À toutes ces questions, le Conseil fédéral fait des réponses descriptives, qu’il semble inutile de résumer ici tant elles semblent ne rien changer au statu quo. Rien n’est dit par exemple sur les conséquences désastreuses de la libéralisation du prix du livre en Suède, il y a trente ans déjà. Rien non plus sur la libéralisation du prix du livre anglophone, qui a provoqué une forte concentration dans l’édition, dont les conséquences sont un renchérissement du prix du livre, et une chasse aux best-sellers éphémères par des éditeurs devenus de véritables industriels, aux dépens de la variété littéraire.

Aucun compte n’est par ailleurs tenu des recommandations que contient, aux pages 31 à 34, l’Étude pourtant mandatée par l’Office fédéral de la culture lui-même : augmentation de l’attrait du livre par des mesures d’accompagnement des auteurs, des éditeurs, des libraires à vocation culturelle.Ces mesures sont aujourd’hui minimes, et, selon les conclusions du rapport, il apparaît clairement qu’elles sont insuffisantes.

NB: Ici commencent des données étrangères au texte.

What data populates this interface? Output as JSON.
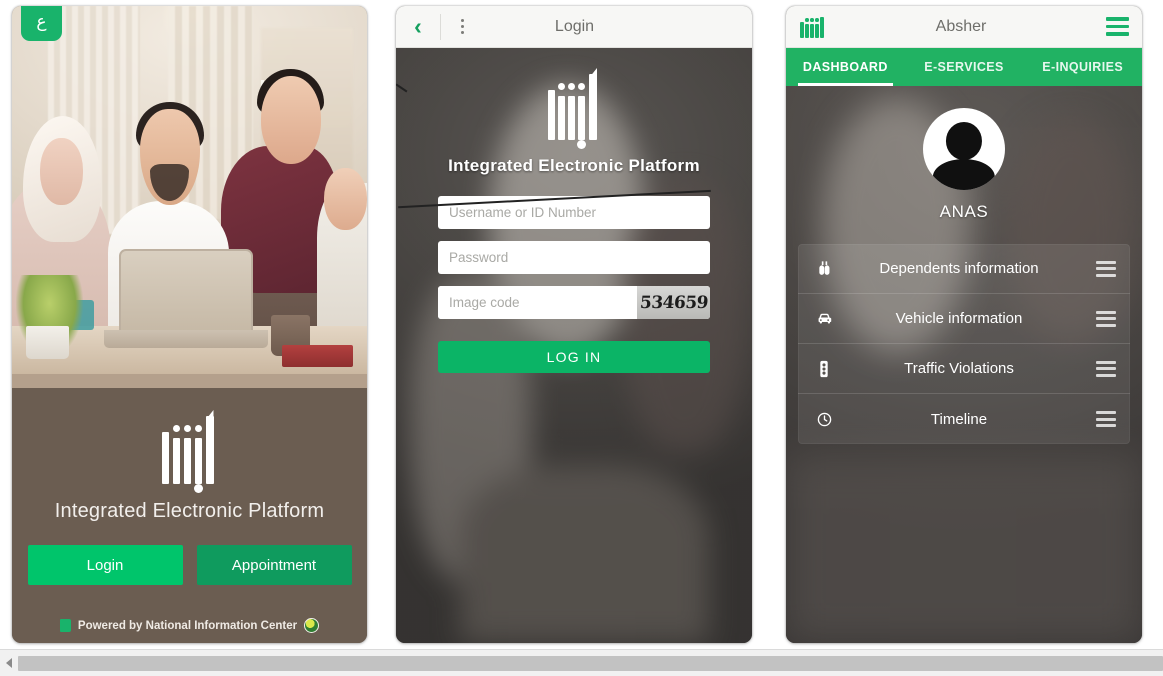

La réponse du Conseil fédéral à Mme Müller-Hemmi ne contient aucun élément qui laisse deviner qu’on s’apprêterait à faire pour le livre ce qu’on prétend actuellement entreprendre, par exemple, pour le film – en dépit du fait que le livre est un véhicule culturel au moins aussi important que le film.

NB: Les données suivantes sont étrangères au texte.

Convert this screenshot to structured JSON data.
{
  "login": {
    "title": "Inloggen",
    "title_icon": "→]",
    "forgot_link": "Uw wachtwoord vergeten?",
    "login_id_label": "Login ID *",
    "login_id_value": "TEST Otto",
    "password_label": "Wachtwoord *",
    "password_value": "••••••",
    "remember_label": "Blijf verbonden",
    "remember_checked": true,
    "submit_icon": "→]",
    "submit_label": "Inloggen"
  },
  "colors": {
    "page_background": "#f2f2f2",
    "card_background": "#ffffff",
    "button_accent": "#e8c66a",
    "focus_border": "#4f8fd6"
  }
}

La peur d’une « culture étatique »

Et Pascal Couchepin, grand lecteur à ce qu’il paraît, que dit-il de tout cela ?
Sa réponse générale est celle du rapport : tout va bien, et si on veut changer les choses, il faut augmenter le nombre de lecteurs et l’attractivité du livre. Comment ?

« Pourquoi les gens achètent-ils moins de livres ? Telle est la question pour moi. Si 40 librairies ont fermé, cela signifie que le public s’y est moins rendu. Est-ce que l’arrivée de grands distributeurs a engendré un transfert du public ? Aux professionnels de la branche de l’analyser. »

Autrement dit, au marché de faire son examen de conscience. Pourtant, Pascal Couchepin est sensible à la disparition d’acteurs culturels telle, par exemple, la Guilde du livre : « (…) Pour moi, elle est presque aussi dramatique que la fermeture de certaines librairies. Elle n’a pas disparu parce que l’État aurait fait une faute, mais parce que cette manière de lire n’est plus. Le marché bouge. »

– Que faire pour que cette histoire ne s’arrête pas ? Est-ce que cela fait partie de la responsabilité de la Confédération de maintenir un tissu d’éditeurs littéraires dans nos régions ? » demandent les interviewers.

– J’avancerais là avec une prudence de Sioux. Est-ce que l’État peut préserver des maisons d’édition par des moyens étatiques ? Quels éditeurs bénéficieraient de l’aide ? J’ai de l’admiration pour ces éditeurs, je serais donc tenté par cette solution. Mais on est là bien proche d’une culture étatique. »

Que va-t-il se passer ? Ce n’est pas clair.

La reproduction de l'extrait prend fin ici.